ISA - Há um protocolo específico já definido para impedir que essa distribuição seja um vetor de contaminação?
RSS - Esse protocolo já foi emitido.
ISA - Em muitos territórios, agora ainda mais com a crise sanitária e econômica, faltam produtos de higiene pessoal. Haverá distribuição de produtos de higiene pessoal também?
RSS - Entendo que o material de higiene pessoal é saúde. Mas não vamos distribuir neste momento, não. Não está prevista esta distribuição. Se houver uma necessidade específica… Para falar a verdade, essa é uma pauta que não refletimos muito sobre isso. Inclusive vou até colocar isso em pauta hoje. Vou sugerir que isso seja incluído nas cestas. Não posso garantir que será possível.

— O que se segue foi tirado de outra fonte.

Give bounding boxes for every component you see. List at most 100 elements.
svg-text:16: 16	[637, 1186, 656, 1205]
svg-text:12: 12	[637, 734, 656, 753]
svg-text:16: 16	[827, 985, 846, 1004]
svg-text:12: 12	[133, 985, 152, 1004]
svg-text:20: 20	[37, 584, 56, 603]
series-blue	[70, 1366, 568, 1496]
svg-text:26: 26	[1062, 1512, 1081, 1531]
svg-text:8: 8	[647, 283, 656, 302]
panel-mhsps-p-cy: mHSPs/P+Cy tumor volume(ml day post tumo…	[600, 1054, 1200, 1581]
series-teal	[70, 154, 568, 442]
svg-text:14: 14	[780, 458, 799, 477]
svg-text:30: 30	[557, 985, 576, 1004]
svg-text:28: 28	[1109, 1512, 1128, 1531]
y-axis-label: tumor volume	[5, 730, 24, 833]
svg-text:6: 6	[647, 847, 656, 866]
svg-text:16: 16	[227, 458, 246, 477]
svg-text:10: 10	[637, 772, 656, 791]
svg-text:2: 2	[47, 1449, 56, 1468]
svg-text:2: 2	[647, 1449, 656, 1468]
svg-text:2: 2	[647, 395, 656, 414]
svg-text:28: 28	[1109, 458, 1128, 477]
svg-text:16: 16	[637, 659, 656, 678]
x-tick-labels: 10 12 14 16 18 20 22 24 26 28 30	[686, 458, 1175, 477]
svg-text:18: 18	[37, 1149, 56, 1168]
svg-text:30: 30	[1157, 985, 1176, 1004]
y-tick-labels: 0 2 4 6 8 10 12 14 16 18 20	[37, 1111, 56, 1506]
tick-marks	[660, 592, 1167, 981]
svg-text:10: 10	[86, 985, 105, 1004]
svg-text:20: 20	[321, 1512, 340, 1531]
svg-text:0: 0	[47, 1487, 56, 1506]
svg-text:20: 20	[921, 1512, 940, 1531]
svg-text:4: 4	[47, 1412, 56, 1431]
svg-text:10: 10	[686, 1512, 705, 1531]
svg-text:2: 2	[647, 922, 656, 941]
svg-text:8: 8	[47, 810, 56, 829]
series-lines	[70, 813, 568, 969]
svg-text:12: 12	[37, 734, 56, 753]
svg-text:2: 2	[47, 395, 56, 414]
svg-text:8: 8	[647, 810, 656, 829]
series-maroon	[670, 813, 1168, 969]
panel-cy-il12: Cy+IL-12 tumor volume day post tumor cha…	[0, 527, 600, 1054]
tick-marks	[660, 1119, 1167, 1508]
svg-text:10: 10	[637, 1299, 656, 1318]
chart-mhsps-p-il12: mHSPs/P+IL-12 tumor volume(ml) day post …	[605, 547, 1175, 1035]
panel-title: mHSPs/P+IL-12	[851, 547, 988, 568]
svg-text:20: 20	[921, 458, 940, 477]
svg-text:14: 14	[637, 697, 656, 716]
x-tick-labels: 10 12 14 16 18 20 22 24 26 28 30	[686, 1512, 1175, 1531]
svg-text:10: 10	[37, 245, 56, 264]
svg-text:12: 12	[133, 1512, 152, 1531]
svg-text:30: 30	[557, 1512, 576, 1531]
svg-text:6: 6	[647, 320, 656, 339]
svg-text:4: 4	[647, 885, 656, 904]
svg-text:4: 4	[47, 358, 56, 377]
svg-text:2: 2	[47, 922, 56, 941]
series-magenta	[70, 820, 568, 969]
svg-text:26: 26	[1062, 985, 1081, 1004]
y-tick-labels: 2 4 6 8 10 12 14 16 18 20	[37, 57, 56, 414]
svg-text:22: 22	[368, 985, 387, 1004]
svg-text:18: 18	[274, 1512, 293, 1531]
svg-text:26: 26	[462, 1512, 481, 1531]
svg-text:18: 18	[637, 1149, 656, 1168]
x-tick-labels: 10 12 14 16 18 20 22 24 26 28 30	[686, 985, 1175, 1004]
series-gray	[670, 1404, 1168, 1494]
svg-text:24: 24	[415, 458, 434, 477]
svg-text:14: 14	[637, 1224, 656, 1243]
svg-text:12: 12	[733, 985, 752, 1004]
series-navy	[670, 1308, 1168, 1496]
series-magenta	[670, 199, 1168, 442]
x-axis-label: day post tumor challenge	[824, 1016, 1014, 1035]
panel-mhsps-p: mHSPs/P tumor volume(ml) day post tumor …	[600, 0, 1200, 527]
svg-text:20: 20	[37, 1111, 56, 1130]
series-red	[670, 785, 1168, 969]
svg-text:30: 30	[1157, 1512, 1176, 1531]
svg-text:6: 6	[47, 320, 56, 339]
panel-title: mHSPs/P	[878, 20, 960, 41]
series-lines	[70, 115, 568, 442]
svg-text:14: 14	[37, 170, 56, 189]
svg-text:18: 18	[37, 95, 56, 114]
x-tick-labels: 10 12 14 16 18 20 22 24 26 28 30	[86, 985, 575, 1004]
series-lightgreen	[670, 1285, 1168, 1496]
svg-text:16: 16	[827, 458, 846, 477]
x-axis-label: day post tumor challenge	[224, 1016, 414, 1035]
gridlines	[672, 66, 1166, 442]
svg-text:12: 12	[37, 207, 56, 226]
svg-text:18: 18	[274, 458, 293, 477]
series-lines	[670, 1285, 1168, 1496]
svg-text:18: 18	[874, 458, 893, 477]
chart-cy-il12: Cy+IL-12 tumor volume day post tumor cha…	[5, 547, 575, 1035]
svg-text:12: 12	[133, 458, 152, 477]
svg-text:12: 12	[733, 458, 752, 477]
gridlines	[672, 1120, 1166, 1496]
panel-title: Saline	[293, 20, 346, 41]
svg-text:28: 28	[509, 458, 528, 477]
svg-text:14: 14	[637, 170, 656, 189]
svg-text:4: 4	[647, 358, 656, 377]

ISA - Como será a distribuição dos equipamentos de segurança para os profissionais de saúde nos Dseis?
RSS - A dificuldade de [obter] equipamentos e insumos é uma realidade mundial. Agora, máscaras e luvas já estamos distribuindo. Já saíram dos correios e devem estar chegando, juntamente com os testes. Os testes saíram num lote de 6,4 mil, nessa primeira leva. Depois, virão mais levas. O objetivo é principalmente permitir que os profissionais de saúde façam os testes antes de entrar em área. Já fazem, mas vamos regularizar o mais rápido possível.
Em relação aos equipamentos, tanto o ministério quanto a Sesai e os municípios fizeram suas compras. O que estamos esperando é chegar. Estamos distribuindo na medida em que chega. Não falta dinheiro nem ação. O que falta é produto no mercado.